The top of a brioche glistens because of an egg wash. I’ve not been transported by the ones I’ve eaten in Edmonton. In my experience a brioche roll does no favours for its filling. Trendy does not equal taste. The bottom of the Island Stone’s roll was more alluring, lighter in tone, tastier, pebbled with cornmeal: bun conditionally delicious. I love sandwiches; I consume them like vitamins, one a day. I complained to my sister, who bakes her own bread, my frustration in being able to find manna in Edmonton - Jesus, my eternal afterlife in exchange for a mere decent loaf of bread. Anne, never passive and always practical, said, “Well, Geoffrey…”


My sister’s Beatles albums altered the direction of my life. That noise had so much more bandwidth than the Annunciation of Our Lady choir and the dining room hi-fi soft Muzak jazz of James Last or the choral warbles of the Ray Coniff Singers. God, you know, Anne had the London Records double A-side 45 of “Let’s Spend the Night Together” and “Ruby Tuesday.” The Young Adult literary genre did not exist when I was growing up. I read her paperbacks too, prose above my level. One that still reverberates with me is Chaim Potok’s My Name Is Asher Lev. The Autobiography of Malcolm X. A different world existed somewhere out there. I also read The Feminine Mystique; the jacket art suggested racy science-fiction: a bare-naked female torso on a clothes hanger.  That stolen input all took a while to gel, but I eventually stopped buying the Catholic catechism. I never saw Christ on the altar, not once and, frankly, His wafer-thin bread-body was a bit dry.
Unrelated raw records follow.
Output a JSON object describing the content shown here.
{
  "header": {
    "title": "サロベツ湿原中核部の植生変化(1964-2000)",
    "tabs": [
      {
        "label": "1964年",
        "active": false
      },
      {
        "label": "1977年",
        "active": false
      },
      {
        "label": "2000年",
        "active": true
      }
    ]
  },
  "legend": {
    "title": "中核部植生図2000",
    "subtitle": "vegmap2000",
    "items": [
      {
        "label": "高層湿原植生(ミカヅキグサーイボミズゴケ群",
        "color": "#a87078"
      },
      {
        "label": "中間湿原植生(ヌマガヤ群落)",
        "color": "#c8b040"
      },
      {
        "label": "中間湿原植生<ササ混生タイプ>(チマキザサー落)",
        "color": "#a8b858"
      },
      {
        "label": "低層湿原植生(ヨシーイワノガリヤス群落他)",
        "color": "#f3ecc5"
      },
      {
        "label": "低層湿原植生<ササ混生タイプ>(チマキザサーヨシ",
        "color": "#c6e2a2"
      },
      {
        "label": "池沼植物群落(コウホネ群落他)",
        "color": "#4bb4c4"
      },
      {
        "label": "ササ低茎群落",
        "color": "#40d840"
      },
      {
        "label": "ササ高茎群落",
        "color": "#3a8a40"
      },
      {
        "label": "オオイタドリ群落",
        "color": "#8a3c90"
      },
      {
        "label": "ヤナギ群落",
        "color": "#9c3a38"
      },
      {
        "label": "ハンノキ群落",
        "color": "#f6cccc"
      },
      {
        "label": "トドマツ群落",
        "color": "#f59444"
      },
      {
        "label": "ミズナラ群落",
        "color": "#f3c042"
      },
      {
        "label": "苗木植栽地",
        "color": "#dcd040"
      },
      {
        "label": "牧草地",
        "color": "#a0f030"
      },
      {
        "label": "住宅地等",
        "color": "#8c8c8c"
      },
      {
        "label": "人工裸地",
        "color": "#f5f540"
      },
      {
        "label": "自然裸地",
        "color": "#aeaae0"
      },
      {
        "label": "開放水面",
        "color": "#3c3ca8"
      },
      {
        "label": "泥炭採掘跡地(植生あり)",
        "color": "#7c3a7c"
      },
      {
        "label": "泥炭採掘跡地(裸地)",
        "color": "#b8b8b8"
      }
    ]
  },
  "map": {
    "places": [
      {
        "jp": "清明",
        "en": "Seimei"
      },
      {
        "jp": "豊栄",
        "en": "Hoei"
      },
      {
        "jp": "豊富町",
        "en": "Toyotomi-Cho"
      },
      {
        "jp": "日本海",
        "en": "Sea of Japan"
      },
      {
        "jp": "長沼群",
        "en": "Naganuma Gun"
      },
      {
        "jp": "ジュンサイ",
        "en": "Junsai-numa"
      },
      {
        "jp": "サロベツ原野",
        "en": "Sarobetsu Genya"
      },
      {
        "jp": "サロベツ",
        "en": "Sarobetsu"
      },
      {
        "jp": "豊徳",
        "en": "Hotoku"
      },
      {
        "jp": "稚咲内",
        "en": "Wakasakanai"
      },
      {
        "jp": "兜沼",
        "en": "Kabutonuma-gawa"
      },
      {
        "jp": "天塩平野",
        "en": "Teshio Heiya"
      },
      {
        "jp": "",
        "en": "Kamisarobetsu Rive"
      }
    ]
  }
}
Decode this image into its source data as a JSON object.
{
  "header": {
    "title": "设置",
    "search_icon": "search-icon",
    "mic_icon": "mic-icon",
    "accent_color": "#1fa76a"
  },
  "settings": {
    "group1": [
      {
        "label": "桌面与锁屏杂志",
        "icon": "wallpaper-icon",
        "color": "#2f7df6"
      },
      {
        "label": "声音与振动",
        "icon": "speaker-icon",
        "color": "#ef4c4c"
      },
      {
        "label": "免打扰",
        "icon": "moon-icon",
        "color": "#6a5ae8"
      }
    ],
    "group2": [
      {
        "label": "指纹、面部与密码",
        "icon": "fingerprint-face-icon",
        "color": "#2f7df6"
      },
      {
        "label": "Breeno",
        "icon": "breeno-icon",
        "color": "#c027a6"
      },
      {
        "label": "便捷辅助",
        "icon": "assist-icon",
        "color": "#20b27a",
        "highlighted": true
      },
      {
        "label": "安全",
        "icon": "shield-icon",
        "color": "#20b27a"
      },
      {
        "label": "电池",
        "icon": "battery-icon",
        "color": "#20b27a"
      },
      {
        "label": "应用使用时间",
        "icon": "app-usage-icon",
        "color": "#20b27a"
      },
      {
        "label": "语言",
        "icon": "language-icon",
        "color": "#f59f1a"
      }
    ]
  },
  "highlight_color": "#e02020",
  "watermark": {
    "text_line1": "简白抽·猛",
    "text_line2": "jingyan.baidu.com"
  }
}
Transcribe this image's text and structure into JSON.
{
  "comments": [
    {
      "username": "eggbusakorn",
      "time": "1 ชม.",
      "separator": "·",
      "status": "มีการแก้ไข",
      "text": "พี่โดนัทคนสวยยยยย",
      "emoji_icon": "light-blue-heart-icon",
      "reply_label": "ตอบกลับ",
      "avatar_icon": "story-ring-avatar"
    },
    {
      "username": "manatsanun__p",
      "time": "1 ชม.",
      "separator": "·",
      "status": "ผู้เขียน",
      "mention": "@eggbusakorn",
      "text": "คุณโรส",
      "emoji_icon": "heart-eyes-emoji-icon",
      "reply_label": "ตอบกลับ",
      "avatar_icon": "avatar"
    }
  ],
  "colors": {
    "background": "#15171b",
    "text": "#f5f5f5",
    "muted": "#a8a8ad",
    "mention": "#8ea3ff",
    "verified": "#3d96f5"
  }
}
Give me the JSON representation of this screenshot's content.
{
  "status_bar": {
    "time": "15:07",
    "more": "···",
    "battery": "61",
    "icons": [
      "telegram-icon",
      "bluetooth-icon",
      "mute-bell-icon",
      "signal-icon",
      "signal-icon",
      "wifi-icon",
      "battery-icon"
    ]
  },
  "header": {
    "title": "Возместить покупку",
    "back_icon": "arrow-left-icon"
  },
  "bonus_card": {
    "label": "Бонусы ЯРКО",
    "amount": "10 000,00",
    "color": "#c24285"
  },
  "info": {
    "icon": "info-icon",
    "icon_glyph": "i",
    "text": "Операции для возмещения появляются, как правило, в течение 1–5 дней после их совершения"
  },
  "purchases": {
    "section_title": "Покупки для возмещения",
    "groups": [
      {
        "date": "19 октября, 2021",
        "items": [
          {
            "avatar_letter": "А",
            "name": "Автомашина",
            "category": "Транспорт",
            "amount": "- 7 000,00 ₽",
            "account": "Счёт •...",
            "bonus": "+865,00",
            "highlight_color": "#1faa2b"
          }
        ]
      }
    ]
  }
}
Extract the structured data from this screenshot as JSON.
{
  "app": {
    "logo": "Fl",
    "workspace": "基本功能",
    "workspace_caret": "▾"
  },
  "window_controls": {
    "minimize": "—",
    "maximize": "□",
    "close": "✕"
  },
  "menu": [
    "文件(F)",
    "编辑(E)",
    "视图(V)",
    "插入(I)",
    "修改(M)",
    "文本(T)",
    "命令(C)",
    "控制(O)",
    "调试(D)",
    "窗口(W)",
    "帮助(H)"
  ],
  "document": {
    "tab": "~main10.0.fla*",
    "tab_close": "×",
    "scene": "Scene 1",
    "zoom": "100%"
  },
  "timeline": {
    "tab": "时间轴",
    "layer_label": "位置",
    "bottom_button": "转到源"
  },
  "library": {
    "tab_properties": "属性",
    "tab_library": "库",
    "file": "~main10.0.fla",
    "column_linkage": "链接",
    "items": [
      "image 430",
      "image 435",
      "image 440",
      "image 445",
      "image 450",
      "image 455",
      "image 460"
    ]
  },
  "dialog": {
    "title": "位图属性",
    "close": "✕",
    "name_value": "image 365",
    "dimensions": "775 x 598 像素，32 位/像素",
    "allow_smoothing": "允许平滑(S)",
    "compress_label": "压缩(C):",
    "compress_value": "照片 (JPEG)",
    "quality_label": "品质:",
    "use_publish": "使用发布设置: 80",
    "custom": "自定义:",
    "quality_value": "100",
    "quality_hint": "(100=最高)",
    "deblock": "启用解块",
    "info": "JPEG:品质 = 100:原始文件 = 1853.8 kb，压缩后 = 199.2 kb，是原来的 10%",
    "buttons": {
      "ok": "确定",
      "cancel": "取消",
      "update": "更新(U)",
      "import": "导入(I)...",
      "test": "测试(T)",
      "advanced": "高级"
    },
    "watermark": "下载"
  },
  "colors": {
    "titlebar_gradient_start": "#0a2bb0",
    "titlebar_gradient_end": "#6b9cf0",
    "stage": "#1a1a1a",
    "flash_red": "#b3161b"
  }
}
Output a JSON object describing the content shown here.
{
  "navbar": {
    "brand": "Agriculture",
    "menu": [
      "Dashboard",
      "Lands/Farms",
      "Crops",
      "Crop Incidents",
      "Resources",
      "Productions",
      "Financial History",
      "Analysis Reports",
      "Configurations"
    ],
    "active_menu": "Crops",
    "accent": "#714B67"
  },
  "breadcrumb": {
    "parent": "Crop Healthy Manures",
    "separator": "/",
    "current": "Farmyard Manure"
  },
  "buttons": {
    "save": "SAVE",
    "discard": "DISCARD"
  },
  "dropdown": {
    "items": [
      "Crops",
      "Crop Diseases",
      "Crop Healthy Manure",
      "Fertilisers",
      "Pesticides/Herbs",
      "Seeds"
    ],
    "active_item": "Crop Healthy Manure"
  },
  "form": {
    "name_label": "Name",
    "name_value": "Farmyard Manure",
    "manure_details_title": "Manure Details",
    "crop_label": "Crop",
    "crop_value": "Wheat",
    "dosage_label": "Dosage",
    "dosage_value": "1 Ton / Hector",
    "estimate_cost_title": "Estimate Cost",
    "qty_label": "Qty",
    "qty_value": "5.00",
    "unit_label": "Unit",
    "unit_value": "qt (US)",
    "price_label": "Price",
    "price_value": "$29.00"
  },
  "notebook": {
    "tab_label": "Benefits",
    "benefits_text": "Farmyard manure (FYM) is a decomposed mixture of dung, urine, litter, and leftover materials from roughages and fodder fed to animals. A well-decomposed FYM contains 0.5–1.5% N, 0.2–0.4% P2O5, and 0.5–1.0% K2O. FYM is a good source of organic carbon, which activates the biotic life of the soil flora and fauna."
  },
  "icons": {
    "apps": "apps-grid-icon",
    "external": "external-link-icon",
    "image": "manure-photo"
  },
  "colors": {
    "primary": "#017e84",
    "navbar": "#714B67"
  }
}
Anne holds strong opinions about pretty much everything, but they are never wrong-headed; I have always heeded her advice and counsel. When our parents were divorcing she sat me down in the screened front porch of our home that would necessarily be sold to state emphatically that what was happening to our family was no fault of mine; I’d been fretting because I was quite late to the game as the third child, Vatican roulette, and an angry voice from the living room carries up the stairs late at night and a baseball game playing on the radio in a darkened room is suddenly hard to hear.


And so, I spent a few hours of my time in Baltic learning how to bake bread. (As I type this, the dough rising here in the kitchen of the Crooked 9 is just about ready to go into the oven.) Anne’s kitchen is expansive, the locus of a century-old farmhouse. It makes me think of Celtic reels – a Maritime cliché to those of us who come from Away - and the blues of Robert Johnson, “Come on in My Kitchen.” There’s the large square table where we ate and played Dominos after dark. The picture hung above the wood stove to the left of the exhaust pipe has always struck me: an open window with fluttering, delicately precise, sheer linen curtains. How else may an artist depict a gust of wind beyond a bent tree? The frame of the sash window is brown. The sky is grey. The field is fallow, ochre stubble. I imagine the image as James Whistler’s mother’s view, a vague gothic dread of yet another winter storm looming low on the horizon (Wind from the Sea, Andrew Wyeth, 1947). This was my classroom.


My education required three steps. First, I shadowed my sister as she prepared the bread. Anne explained the process step-by-step in a faux Scandinavian accent, sort of a cross between the Muppets’ Swedish Chef and Frances McDormand in Fargo. “Yaah.” I liked leaning over her shoulder; the closeness of sharing a chore and a few cups and teaspoons of expertise. I made our second loaf of bread under close, hovering supervision. I told Anne I couldn’t make up my mind about being left-handed or right-handed for whisking and kneading. We talked about combining two different types of flour, ensuring the teaspoons of yeast and salt were separated in the mixing bowl, dissolving tablespoons of honey in warm water. We walked through all of the steps together. I believe we were actually alluding to other things, stuff we were raised to never demonstrate, like love and affection. Anne would consider the combination of those two nouns a Joan Armatrading song. Me, I’m more Def Leppard. But we mean the same thing.


I flew solo on the third loaf. Anne was outside tending to her vegetable garden and yelling at the rabbits; they’re not tame so much as awfully complacent. Skittishness is for squirrels and chipmunks. Al’s been musing about purchasing a pellet rifle to give those rabbits a nudge, a wake-up call. My sister is more eco-friendly; the township’s foxes and stoats are welcome to cruise the property any old time. A short layover by a bald eagle would suffice too.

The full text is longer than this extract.